Le jouet est actuellement le roi de Paris. On peut affirmer sans conteste qu'il tient le haut du pavé. Pour l'admirer, des cohues juvéniles... et adultes s'écrasent, devant les devantures de nos grands magasins, encombrent les vastes trottoirs, débordent sur la chaussée et rendent plus insoluble que jamais le problème de la circulation.
Hier jeudi, tous les records furent battus. Des cohortes de gigantesques sergents de ville soutinrent des combats glorieux mais non triomphants contre des régiments de petites filles et de petits garçons dont les gentils nez s'écrasaient devant les vitrines et qui se montraient bien résolus à ne pas quitter la place avant d'avoir tout vu et revu.
C'est que le spectacle en vaut vraiment la peine. L'art de l'étalage chez le marchand de jouets s'apparente à l'art scénique. Poupées, animaux articulés, soldats, polichinelles, colombines et arlequins, tout ce monde de féerie évolue dans des paysages de soleil et d'enchantement, montés, agencés, truqués à l'instar des décors de théâtres.
Comment nos pauvres gosses, qui pataugent dans la vilaine boue de Paris, ne seraient-ils pas éblouis par l'émerveillement de ces pays de rêve qu'ils aperçoivent de l'autre côté de la glace !
Entrons dans les magasins. Voilà bien une autre orgie de couleurs et de lumière. Y-a-t-il cette année, des nouveautés ? Certes ! Car jamais l'ingéniosité de nos fabricants parisiens n'est à court d'inventions.
Voyez ces animaux, auxquels un automatisme quasi-génial donne toutes les apparences de la vie. Un savant du muséum s'y tromperait presque ! Et ces ravissantes poupées entièrement confectionnées d'étoffes. C'est encore une trouvaille de Paris, Qu'elles sont élégantes, et comment voulez-vous qu'en les voyant si belles dans leurs robes de soie la Reine d'Angleterre songe à faire habiller sa fille à Berlin !
Et ces constructions de bambous, on ne les avait jamais vues non plus. Que de choses compliquées ont peut confectionner bien simplement avec ce bois souple !
Les enfants poussent des cris de joie et d'espérance. Puisse le Père Noël être généreux cette année !
Quant aux parents, qui ont avec le Père Noël de simples relations... financières, ils remarquent que les prix ont à peine baissé cette année. Soyons justes pourtant, on constate une diminution de 10 à 15 % sur l'ensemble des prix de 1920 . C'est au moins d'un heureux augure pour la vente qui, cette fois, est nettement supérieure à celle des années 1919-1920.
Hélas ! Toute médaille à son revers, et lorsqu'on parle, en cette saison de la fête des jouets, il convient de ne pas passer sous silence la guerre des jouets.
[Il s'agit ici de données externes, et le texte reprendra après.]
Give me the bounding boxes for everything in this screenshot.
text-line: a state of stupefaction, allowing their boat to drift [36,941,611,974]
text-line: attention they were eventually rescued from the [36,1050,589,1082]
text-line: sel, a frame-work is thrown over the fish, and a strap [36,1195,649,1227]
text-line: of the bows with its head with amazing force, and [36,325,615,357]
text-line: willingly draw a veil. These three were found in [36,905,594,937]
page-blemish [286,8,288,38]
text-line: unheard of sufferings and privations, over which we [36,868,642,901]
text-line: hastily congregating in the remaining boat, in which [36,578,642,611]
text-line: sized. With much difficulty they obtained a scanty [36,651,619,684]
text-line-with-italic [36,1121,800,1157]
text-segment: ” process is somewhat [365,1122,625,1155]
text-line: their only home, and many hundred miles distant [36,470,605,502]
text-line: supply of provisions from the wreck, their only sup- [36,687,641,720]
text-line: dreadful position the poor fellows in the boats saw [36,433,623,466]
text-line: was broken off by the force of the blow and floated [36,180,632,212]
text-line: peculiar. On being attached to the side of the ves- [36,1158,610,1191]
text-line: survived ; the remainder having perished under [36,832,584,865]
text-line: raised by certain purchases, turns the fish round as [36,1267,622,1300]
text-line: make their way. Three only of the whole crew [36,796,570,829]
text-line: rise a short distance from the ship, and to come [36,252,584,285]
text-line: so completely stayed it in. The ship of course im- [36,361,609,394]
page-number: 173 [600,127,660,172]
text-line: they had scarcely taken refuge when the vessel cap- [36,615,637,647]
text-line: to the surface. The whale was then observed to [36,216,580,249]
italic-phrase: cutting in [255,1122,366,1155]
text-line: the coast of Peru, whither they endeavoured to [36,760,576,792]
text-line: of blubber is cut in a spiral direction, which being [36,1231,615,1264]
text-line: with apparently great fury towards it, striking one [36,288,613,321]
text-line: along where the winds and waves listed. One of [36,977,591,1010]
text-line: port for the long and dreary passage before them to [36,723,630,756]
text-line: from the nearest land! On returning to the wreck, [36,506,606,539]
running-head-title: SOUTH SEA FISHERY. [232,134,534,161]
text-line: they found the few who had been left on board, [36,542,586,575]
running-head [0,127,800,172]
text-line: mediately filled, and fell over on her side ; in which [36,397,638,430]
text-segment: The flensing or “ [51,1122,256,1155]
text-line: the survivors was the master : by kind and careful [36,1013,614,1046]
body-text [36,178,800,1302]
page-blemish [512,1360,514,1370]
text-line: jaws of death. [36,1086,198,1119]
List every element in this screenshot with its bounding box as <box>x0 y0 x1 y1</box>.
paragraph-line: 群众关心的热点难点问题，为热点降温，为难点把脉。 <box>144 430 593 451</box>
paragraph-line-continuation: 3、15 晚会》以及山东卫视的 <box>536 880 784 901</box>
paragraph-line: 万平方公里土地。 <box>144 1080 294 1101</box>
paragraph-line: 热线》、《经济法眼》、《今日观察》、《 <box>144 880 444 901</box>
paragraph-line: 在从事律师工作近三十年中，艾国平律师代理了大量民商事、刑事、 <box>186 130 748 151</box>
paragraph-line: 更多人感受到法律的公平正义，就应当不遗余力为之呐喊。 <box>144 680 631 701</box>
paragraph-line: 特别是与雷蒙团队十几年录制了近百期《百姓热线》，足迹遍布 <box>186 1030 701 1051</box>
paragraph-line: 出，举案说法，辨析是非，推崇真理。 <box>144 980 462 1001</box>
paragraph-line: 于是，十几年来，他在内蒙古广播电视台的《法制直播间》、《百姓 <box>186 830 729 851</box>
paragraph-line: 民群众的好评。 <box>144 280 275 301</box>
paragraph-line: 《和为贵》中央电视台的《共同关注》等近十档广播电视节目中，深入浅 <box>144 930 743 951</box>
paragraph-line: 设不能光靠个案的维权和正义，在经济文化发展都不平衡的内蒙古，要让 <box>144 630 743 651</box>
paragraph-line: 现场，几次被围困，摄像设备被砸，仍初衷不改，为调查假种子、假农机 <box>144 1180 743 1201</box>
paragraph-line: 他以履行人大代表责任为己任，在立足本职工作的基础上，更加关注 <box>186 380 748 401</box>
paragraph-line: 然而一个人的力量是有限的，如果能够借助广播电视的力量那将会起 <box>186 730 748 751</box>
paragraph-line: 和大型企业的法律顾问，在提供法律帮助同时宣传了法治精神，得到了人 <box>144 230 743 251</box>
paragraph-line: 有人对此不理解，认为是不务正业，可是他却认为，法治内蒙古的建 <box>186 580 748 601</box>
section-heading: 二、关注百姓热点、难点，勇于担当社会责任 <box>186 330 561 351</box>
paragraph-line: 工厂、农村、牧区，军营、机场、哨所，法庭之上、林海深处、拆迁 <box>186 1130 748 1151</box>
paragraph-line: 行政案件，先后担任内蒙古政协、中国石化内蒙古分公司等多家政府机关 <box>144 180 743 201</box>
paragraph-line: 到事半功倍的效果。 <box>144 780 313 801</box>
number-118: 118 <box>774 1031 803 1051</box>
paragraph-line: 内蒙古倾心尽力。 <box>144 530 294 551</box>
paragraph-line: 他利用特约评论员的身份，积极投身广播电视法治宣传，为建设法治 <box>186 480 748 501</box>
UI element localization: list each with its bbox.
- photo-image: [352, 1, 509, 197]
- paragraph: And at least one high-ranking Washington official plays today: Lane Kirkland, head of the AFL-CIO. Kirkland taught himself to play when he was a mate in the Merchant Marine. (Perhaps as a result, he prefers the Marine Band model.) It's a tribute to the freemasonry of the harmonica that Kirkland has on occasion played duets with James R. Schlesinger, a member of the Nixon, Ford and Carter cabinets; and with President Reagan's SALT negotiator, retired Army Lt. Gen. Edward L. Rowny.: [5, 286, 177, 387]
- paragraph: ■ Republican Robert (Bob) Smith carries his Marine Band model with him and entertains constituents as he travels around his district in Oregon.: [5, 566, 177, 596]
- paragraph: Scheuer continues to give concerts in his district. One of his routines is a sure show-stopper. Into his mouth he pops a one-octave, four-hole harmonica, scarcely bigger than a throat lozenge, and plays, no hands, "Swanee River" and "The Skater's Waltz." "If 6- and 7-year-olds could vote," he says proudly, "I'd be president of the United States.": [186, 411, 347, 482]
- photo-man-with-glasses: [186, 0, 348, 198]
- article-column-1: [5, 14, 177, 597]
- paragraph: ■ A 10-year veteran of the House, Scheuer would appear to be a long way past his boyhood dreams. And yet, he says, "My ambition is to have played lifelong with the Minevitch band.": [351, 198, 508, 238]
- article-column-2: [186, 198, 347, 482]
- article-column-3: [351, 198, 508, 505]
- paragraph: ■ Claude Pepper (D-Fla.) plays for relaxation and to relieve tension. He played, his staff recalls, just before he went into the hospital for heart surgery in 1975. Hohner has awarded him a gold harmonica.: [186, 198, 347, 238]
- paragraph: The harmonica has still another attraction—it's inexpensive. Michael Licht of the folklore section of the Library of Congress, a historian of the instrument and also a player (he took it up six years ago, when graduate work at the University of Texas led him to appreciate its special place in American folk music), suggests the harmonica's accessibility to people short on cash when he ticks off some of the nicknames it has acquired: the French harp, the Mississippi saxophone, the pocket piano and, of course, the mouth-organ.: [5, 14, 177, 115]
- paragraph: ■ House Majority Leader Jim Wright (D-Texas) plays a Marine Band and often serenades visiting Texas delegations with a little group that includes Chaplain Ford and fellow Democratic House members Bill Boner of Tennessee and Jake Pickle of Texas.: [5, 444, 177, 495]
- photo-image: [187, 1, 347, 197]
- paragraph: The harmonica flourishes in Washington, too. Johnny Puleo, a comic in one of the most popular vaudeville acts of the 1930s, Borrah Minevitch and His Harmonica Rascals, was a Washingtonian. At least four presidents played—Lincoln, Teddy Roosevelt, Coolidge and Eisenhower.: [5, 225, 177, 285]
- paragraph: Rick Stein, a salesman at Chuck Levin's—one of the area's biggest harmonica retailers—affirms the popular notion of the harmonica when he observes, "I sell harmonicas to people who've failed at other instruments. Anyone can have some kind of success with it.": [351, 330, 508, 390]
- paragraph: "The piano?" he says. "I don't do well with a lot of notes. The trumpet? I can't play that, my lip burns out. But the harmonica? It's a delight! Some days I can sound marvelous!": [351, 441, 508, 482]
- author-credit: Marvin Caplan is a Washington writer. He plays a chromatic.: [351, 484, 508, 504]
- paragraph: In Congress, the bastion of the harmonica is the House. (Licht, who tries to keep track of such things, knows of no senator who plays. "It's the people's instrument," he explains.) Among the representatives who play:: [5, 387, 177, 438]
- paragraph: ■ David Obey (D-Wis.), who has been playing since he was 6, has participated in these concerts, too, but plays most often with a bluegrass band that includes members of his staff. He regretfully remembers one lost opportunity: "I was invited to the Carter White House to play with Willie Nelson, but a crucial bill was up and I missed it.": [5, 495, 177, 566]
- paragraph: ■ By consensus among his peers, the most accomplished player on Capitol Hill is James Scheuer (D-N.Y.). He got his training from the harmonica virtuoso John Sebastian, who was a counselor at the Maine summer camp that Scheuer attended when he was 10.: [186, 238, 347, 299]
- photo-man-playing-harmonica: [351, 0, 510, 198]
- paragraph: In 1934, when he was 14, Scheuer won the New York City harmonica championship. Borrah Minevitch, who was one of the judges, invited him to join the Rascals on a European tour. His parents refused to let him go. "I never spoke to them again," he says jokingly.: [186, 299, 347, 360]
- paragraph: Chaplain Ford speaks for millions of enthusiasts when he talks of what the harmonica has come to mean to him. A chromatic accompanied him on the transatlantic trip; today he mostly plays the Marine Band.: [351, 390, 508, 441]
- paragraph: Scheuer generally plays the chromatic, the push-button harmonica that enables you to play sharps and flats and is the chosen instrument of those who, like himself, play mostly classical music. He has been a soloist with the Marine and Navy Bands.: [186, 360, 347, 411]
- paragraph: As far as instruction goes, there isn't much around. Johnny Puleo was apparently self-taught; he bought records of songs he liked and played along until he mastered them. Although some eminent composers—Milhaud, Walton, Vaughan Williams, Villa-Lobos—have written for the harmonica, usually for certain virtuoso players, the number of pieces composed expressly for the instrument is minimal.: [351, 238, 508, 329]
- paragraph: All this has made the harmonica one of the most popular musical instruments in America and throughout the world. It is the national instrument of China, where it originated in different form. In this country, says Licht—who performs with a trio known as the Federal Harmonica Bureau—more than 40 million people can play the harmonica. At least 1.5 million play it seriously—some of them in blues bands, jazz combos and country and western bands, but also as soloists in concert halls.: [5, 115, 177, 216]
Nos fabricants français subissent un rude assaut des fabricants allemands : ceux-ci ont pris l'offensive et reconquis leurs positions d'avant-guerre : tous leurs représentants sur le marché français sont de nouveau à leur poste de combat, et des voyageurs venus de Nuremberg et de Leipzig parcourent nos provinces en offrant en guise de "Vergissmeinnivht", les dernières créations du Reich. La baisse du mark fournit actuellement aux fabricants d'outre-Rhin des armes redoutables, et notre coefficient de douane porté, en avril dernier, de 60 fr les 100 kilos à 240 fr, ne compense pas cet avantage. Le jouet allemand a beau être 15 fois plus cher qu'il n'était avant la guerre, son prix de revient converti en francs est encore très inférieur à celui du jouet français qui, lui, a simplement triplé de valeur.
La lutte est donc âpre entre le joujou de France et le joujou allemand . Mais le nôtre, fort heureusement, est si pimpant, si ingénieusement conçu qu'en fin de compte c'est à lui que la victoire sourit.